If an article has no sources, the community of volunteers detects this and takes action. “In most cases, articles are deleted instantly, because with just two clicks you can detect that the text is completely pointless. If not, they are usually marked to be automatically deleted within a maximum period of 30 days if the author is unable to prove what is written with sources,” explains García.

The Wikimedia Spain partner says that when ChatGPT emerged, there was a peak of AI-generated texts that were uploaded to the site. But now the trend has stabilized thanks to the efforts of the community. For his part, Albon says that we have to learn to live with these tools. “Wikipedia’s approach to AI has always been that people edit, improve and audit the work that AI does. Volunteers create the policies for the responsible use of AI tools on Wikipedia and monitor their correct application,” he says. The site does not penalize the use of artificial intelligence in texts, but rather those that do not meet the quality required by its policies.
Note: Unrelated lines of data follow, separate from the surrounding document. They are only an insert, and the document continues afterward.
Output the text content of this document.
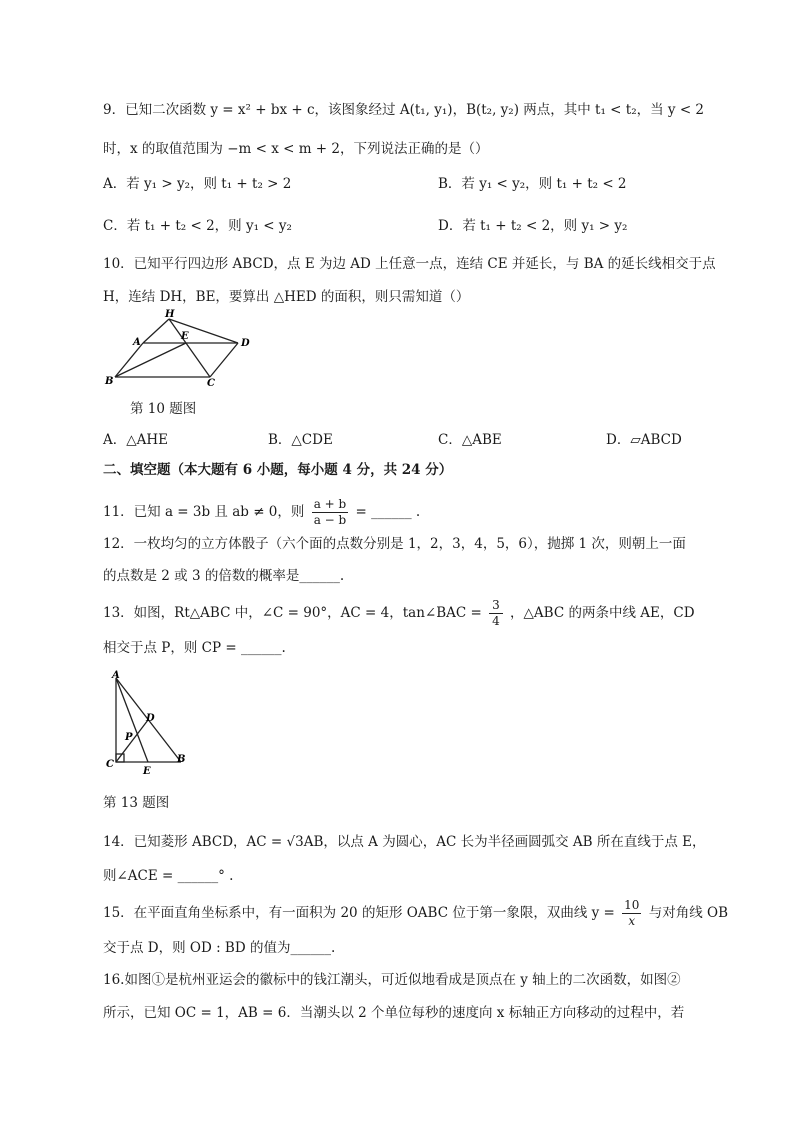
9．已知二次函数 y = x² + bx + c，该图象经过 A(t₁, y₁)，B(t₂, y₂) 两点，其中 t₁ < t₂，当 y < 2
时，x 的取值范围为 −m < x < m + 2，下列说法正确的是（）
A．若 y₁ > y₂，则 t₁ + t₂ > 2	B．若 y₁ < y₂，则 t₁ + t₂ < 2
C．若 t₁ + t₂ < 2，则 y₁ < y₂	D．若 t₁ + t₂ < 2，则 y₁ > y₂
10．已知平行四边形 ABCD，点 E 为边 AD 上任意一点，连结 CE 并延长，与 BA 的延长线相交于点
H，连结 DH，BE，要算出 △HED 的面积，则只需知道（）
H
A
E
D
B	C
第 10 题图
A．△AHE	B．△CDE	C．△ABE	D．▱ABCD
二、填空题（本大题有 6 小题，每小题 4 分，共 24 分）
11．已知 a = 3b 且 ab ≠ 0，则 $\frac{a + b}{a - b}$ = ______ .
12．一枚均匀的立方体骰子（六个面的点数分别是 1，2，3，4，5，6），抛掷 1 次，则朝上一面
的点数是 2 或 3 的倍数的概率是______.
13．如图，Rt△ABC 中，∠C = 90°，AC = 4，tan∠BAC = $\frac{3}{4}$ ，△ABC 的两条中线 AE，CD
相交于点 P，则 CP = ______.
A
D
P
C
E
B
第 13 题图
14．已知菱形 ABCD，AC = √3AB，以点 A 为圆心，AC 长为半径画圆弧交 AB 所在直线于点 E，
则∠ACE = ______° .
15．在平面直角坐标系中，有一面积为 20 的矩形 OABC 位于第一象限，双曲线 $y = \frac{10}{x}$ 与对角线 OB
交于点 D，则 OD : BD 的值为______.
16.如图①是杭州亚运会的徽标中的钱江潮头，可近似地看成是顶点在 y 轴上的二次函数，如图②
所示，已知 OC = 1，AB = 6．当潮头以 2 个单位每秒的速度向 x 标轴正方向移动的过程中，若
According to García, the biggest risk for Wikipedia comes from outside of Wikipedia. The platform relies on secondary sources. “I see a medium-term problem in relation to possible AI-generated texts that become apparently reliable sources in the real world. More and more digital newspapers are emerging that publish almost anything. There comes a point where there are people who want to reference texts with these pseudo-media outlets,” he says.

The solution, like almost everything on the platform, lies with the editors. If volunteers detect that a site is unreliable, the community can decide to blacklist it. This has happened with established media outlets, including the Daily Mail. A few years ago, the British tabloid was banned from being used as a source because it had repeatedly published unverified information.

Wikipedia vs AI chatbots

There is another concern regarding the future of Wikipedia in the era of artificial intelligence. In a hypothetical scenario where chatbots, such as ChatGPT or Google Gemini, resolve user queries with a summary, who will visit Wikipedia articles? And more importantly, who will edit them?

“If there is a disconnect between where knowledge is generated, such as on Wikipedia, and where it is consumed, such as on ChatGPT, we risk losing a generation of volunteers,” Albon reasons.

Connecting knowledge-rich sites to AI chatbots that extract and replicate it is also of general concern. “Without clear attribution and links to the original source from which information was obtained, AI applications risk introducing an unprecedented amount of misinformation into the world. Users will not be able to easily distinguish between accurate information and hallucinations. We have been thinking a lot about this challenge and believe that the solution is attribution,” says Wikimedia’s Machine Learning Director.

The timing is ironic. Because, as we know, applications like ChatGPT or Google Gemini are based on systems that have been trained on Wikipedia content. Thus, part of the knowledge acquired by large language models (LLM) comes from those millions and millions of articles uploaded and edited by volunteers.